Chopping lending
rates is now in the spotlight.
It was time for the State Bank to consider scaling down diverse rates
by 1 per cent point and ceiling deposit rates for credit institutions (14 per
cent) will also be lowered by 1 per cent point, according to State Bank
governor Nguyen Van Binh.
Recently, lending rates have slid slightly, particularly in priority
fields agricultural and rural development and export. In the meantime, some
banks have announced setting aside several trillion Vietnam dong tantamount to
several dozen million US dollars to aid customers.
However, this lower-cost credit package was only applied to specific
customer groups.
For instance, at state giant Vietcombank its current floor lending rate
for firms in production and trading fields is set at 14.5 per cent, but the
rate is just applied to customers making export payment through the bank.
Similarly, at Agribank short-term lending rates for farmers in
agriculture, silviculture, fishery and salt production fetched 15.5 per cent;
to production, procurement and export processing of agricultural items and food
is set at 14.5 per cent and to production, procurement and processing of food
and agricultural items for domestic consumption 16.5 per cent per year.
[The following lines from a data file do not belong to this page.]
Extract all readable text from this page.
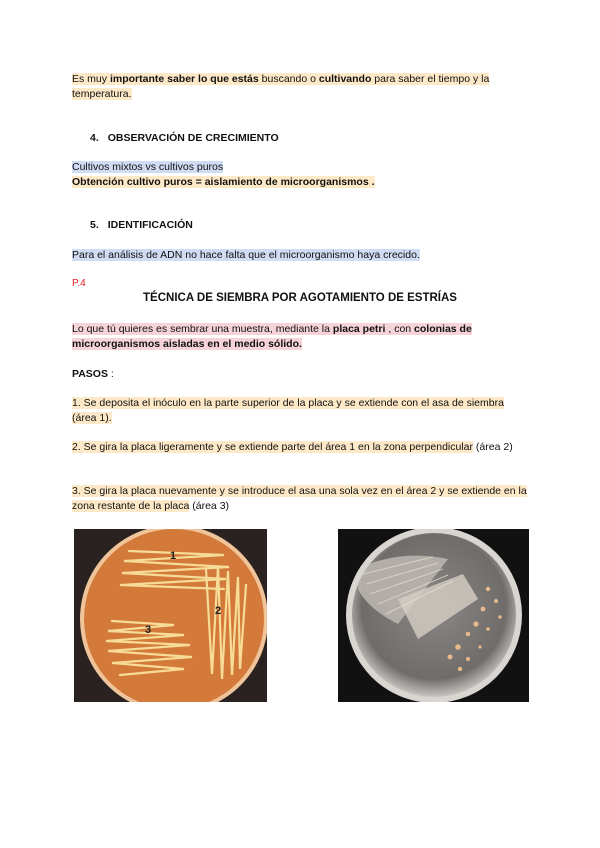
Es muy importante saber lo que estás buscando o cultivando para saber el tiempo y la temperatura.
4. OBSERVACIÓN DE CRECIMIENTO
Cultivos mixtos vs cultivos puros
Obtención cultivo puros = aislamiento de microorganismos .
5. IDENTIFICACIÓN
Para el análisis de ADN no hace falta que el microorganismo haya crecido.
P.4
TÉCNICA DE SIEMBRA POR AGOTAMIENTO DE ESTRÍAS
Lo que tú quieres es sembrar una muestra, mediante la placa petri , con colonias de microorganismos aisladas en el medio sólido.
PASOS :
1. Se deposita el inóculo en la parte superior de la placa y se extiende con el asa de siembra (área 1).
2. Se gira la placa ligeramente y se extiende parte del área 1 en la zona perpendicular (área 2)
3. Se gira la placa nuevamente y se introduce el asa una sola vez en el área 2 y se extiende en la zona restante de la placa (área 3)
1
2
3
Medium-term lending rates in these fields are pegged at 17, 17.5 and 18
-18.5 per cent, respectively.
Lending rates to firms in production and trading fields are generally
put at 17-19 per cent, per year. The rates are between 17-20 per cent per year
at small banks and 16.5-18 per cent at bigger ones.
A joint stock bank executive assumed even if ceiling deposit rate was
pulled down by 1 per cent point reducing lending rates could not be done
immediately and the lending rate will fetch around 18 per cent, per year in the
near term.
“Allocating credit growth targets based on bank groups as in 2012 is
one of positive factors affecting on interest rate situation. Sliding lending
rate will gain pace in the coming period,” said ACB deputy general director Do
Minh Toan.
In fact, lending rates on the interbank market have been eased significantly
in the recent months. It now ranged between 7-8 per cent for overnight lending,
half of that in January 2012 and fetches 13-14 per cent for one-month lending
against January 2012’s 18-19 per cent.
One strong foreign player in Vietnam’s banking market ANZ, however,
assumed the State Bank needed to be cautious with loosening monetary policies.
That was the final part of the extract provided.